Treasury bill maturity dates are least likely to be:
options:
Four weeks.
Thirteen weeks.
52 weeks.
Thirty years.
The correct answer and explanation is:
The correct answer is: Thirty years.
Treasury bills (T-bills) are short-term debt securities issued by the government to finance its operations. These bills are typically issued at a discount and do not pay periodic interest but are redeemed for face value upon maturity. The maturity periods for T-bills are generally short-term, and the most common maturities are four weeks, thirteen weeks, and fifty-two weeks. These short durations make them a highly liquid and low-risk investment option.
T-bills are commonly used by investors who are looking for safe, short-term investments. They are often favored by institutional investors, government entities, and individual investors looking for a safe place to park their money temporarily. Due to their short-term nature, T-bills offer lower yields compared to longer-term government debt securities such as Treasury notes and Treasury bonds.
In contrast, Treasury bonds are long-term securities with maturities ranging from 10 years to 30 years. Treasury bonds pay interest semi-annually and are redeemed for face value at maturity. Therefore, a 30-year maturity is typical for Treasury bonds, not Treasury bills. The long-term commitment of 30 years would not align with the purpose of T-bills, which are intended to fulfill short-term funding needs for the government.

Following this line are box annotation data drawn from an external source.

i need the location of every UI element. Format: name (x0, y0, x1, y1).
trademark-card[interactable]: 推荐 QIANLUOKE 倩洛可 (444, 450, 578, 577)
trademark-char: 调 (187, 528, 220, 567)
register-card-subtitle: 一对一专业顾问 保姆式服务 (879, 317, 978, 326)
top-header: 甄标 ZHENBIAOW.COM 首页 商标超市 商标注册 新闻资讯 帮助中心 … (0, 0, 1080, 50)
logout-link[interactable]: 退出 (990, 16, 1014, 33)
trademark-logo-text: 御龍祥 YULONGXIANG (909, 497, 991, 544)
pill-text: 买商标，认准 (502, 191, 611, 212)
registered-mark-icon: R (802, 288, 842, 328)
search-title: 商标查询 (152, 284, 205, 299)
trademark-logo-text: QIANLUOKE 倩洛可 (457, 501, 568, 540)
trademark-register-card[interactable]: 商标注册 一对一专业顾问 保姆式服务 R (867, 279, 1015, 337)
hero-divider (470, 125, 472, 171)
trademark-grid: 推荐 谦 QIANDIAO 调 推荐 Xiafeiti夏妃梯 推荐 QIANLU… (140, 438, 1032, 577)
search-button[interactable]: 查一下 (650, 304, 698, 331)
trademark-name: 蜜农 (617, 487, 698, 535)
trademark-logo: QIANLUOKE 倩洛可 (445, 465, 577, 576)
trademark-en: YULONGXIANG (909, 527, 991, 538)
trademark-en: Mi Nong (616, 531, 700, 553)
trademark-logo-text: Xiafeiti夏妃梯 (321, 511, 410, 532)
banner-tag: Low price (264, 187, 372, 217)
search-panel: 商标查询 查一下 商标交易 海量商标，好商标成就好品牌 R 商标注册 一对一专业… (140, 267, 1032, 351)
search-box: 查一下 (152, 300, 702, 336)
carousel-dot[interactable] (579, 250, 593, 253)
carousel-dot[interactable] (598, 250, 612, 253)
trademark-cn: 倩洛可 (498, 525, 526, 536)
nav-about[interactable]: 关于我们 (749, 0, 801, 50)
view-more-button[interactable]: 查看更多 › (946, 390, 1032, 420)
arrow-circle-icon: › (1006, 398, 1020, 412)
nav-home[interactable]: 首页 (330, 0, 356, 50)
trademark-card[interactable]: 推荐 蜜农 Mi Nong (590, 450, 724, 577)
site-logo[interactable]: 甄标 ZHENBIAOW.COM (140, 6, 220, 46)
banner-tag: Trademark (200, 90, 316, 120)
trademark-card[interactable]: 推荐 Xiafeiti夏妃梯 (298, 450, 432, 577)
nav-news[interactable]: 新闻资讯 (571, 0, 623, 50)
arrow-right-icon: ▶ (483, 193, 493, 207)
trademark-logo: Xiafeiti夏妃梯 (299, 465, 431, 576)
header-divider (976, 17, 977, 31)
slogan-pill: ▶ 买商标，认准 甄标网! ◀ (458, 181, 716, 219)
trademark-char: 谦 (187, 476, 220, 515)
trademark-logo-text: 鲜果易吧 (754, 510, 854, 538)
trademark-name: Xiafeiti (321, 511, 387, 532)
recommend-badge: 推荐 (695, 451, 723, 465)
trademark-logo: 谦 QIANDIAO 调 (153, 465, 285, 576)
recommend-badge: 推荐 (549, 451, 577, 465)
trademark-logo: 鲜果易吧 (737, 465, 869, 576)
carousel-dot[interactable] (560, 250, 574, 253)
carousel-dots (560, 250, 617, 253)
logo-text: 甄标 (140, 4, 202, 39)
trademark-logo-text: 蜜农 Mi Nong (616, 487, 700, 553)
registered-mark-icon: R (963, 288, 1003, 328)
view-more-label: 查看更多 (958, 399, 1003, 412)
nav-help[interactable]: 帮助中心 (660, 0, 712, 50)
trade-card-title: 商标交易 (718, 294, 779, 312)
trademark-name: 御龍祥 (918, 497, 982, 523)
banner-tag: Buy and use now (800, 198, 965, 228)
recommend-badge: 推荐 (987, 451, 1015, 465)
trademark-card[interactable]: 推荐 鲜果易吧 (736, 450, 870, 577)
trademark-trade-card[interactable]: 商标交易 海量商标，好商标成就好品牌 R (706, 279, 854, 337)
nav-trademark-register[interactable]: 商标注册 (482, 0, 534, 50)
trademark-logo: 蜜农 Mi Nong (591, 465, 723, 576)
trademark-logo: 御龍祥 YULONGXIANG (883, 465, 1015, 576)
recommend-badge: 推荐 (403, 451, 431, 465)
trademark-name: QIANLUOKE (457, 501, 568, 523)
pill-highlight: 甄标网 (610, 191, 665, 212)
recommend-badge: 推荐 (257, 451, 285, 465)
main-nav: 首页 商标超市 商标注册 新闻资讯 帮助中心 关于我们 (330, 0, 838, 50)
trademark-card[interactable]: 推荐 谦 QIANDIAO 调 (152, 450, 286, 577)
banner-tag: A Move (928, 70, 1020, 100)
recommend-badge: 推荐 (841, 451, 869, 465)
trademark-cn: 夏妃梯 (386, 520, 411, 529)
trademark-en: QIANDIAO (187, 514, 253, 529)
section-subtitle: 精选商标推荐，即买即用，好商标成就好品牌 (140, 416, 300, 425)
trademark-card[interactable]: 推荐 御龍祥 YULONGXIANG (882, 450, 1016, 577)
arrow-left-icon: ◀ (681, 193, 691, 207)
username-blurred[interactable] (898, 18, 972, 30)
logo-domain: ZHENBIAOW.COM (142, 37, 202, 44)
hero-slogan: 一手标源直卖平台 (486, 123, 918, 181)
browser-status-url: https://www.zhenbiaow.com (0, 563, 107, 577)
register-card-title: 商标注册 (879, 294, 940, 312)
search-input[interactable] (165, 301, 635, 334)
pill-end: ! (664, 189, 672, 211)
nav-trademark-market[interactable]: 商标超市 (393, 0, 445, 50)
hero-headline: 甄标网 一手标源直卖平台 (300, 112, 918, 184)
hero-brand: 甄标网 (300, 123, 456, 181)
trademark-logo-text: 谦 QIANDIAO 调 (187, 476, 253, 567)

The primary function of T-bills is to serve as a short-term financing tool for the government, and their shorter maturity periods allow for quicker turnover of capital. A 30-year T-bill would defeat this purpose, as it would tie up government funds for an extended period, which is not aligned with the role T-bills play in the financial system. Therefore, the least likely maturity date for a Treasury bill is thirty years.